National Pension Scheme (NPS)

National Pension Scheme is a scheme launched by the Government of India for Indian Citizens in the age group of 18-60 years. You have to invest in the Pension Plan on a regular basis. This scheme is mandatory for the Central and the State Government employees at the same time it is optional for others.

National Pension Scheme is the best retirement plan when compared to EPF, PPF and Mutual funds. Any non government employee can join this scheme between the age of 18 to 60 years as a individual subscriber or corporate houses can also join NPS. For corporate NPS contribution is in addition to the EPF, PPF, Mutual Fund and other investment. Wipro Technologies was the first Corporate house to subscribe this scheme. Besides individual, corporate houses can also claim tax benefits.

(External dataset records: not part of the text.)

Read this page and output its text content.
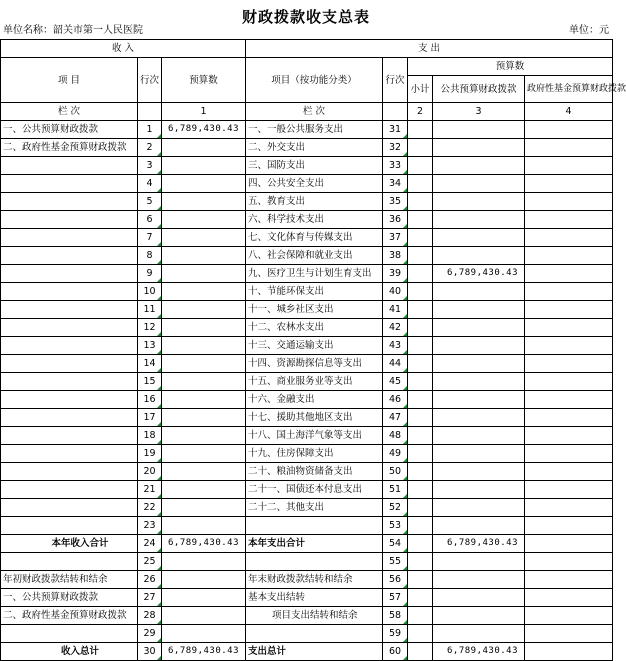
财政拨款收支总表
单位名称：韶关市第一人民医院	单位：元
收 入			支 出				
项 目	行次	预算数	项目（按功能分类）	行次	预算数		
					小计	公共预算财政拨款	政府性基金预算财政拨款
栏 次		1	栏 次		2	3	4
一、公共预算财政拨款	1	6,789,430.43	一、一般公共服务支出	31			
二、政府性基金预算财政拨款	2		二、外交支出	32			
	3		三、国防支出	33			
	4		四、公共安全支出	34			
	5		五、教育支出	35			
	6		六、科学技术支出	36			
	7		七、文化体育与传媒支出	37			
	8		八、社会保障和就业支出	38			
	9		九、医疗卫生与计划生育支出	39		6,789,430.43	
	10		十、节能环保支出	40			
	11		十一、城乡社区支出	41			
	12		十二、农林水支出	42			
	13		十三、交通运输支出	43			
	14		十四、资源勘探信息等支出	44			
	15		十五、商业服务业等支出	45			
	16		十六、金融支出	46			
	17		十七、援助其他地区支出	47			
	18		十八、国土海洋气象等支出	48			
	19		十九、住房保障支出	49			
	20		二十、粮油物资储备支出	50			
	21		二十一、国债还本付息支出	51			
	22		二十二、其他支出	52			
	23			53			
本年收入合计	24	6,789,430.43	本年支出合计	54		6,789,430.43	
	25			55			
年初财政拨款结转和结余	26		年末财政拨款结转和结余	56			
一、公共预算财政拨款	27		基本支出结转	57			
二、政府性基金预算财政拨款	28		项目支出结转和结余	58			
	29			59			
收入总计	30	6,789,430.43	支出总计	60		6,789,430.43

National Pension Scheme (NPS) is regulated by the Pension Funds Regulatory Development Authority (PFRDA).

TYPES OF ACCOUNTS

There are two types of NPS accounts.

Tier I: before attaining the age of 60 years, only 20% of the contribution can be withdrawn. After attaining the age of 60 years, 60% of the contribution can be withdrawn.

Tier II:This is simply a voluntary saving facility. The subscriber is free to withdraw savings from his account at any point of time, but there is no tax benefits with this account.
Swavalamban Scheme or the NPS lite: NPS lite is for economically backward people. This type of account is not covered under social security scheme like Employees' Provident Fund and miscellaneous Provision Act, 1952. The accumulated amount can be withdrawn at any point of time without stating any reason for it.

Multiple investment options (equity, fixed income) called asset classes are there.

E: investments in predominantly Equity market instruments.
G: investment would be in Government securities like Government of India bonds and State Government bonds.
C: investment would be in fixed income securities other than Government Securities or Credit risk-bearing fixed income instruments such liquid funds, corporate debts, fixed deposits.

Before 60 withdraw: you can withdraw 20% of the accumulated amount but need to buy an annuity with with the remaining 80%. The nominee can withdraw the full amount only after the death of the subscriber.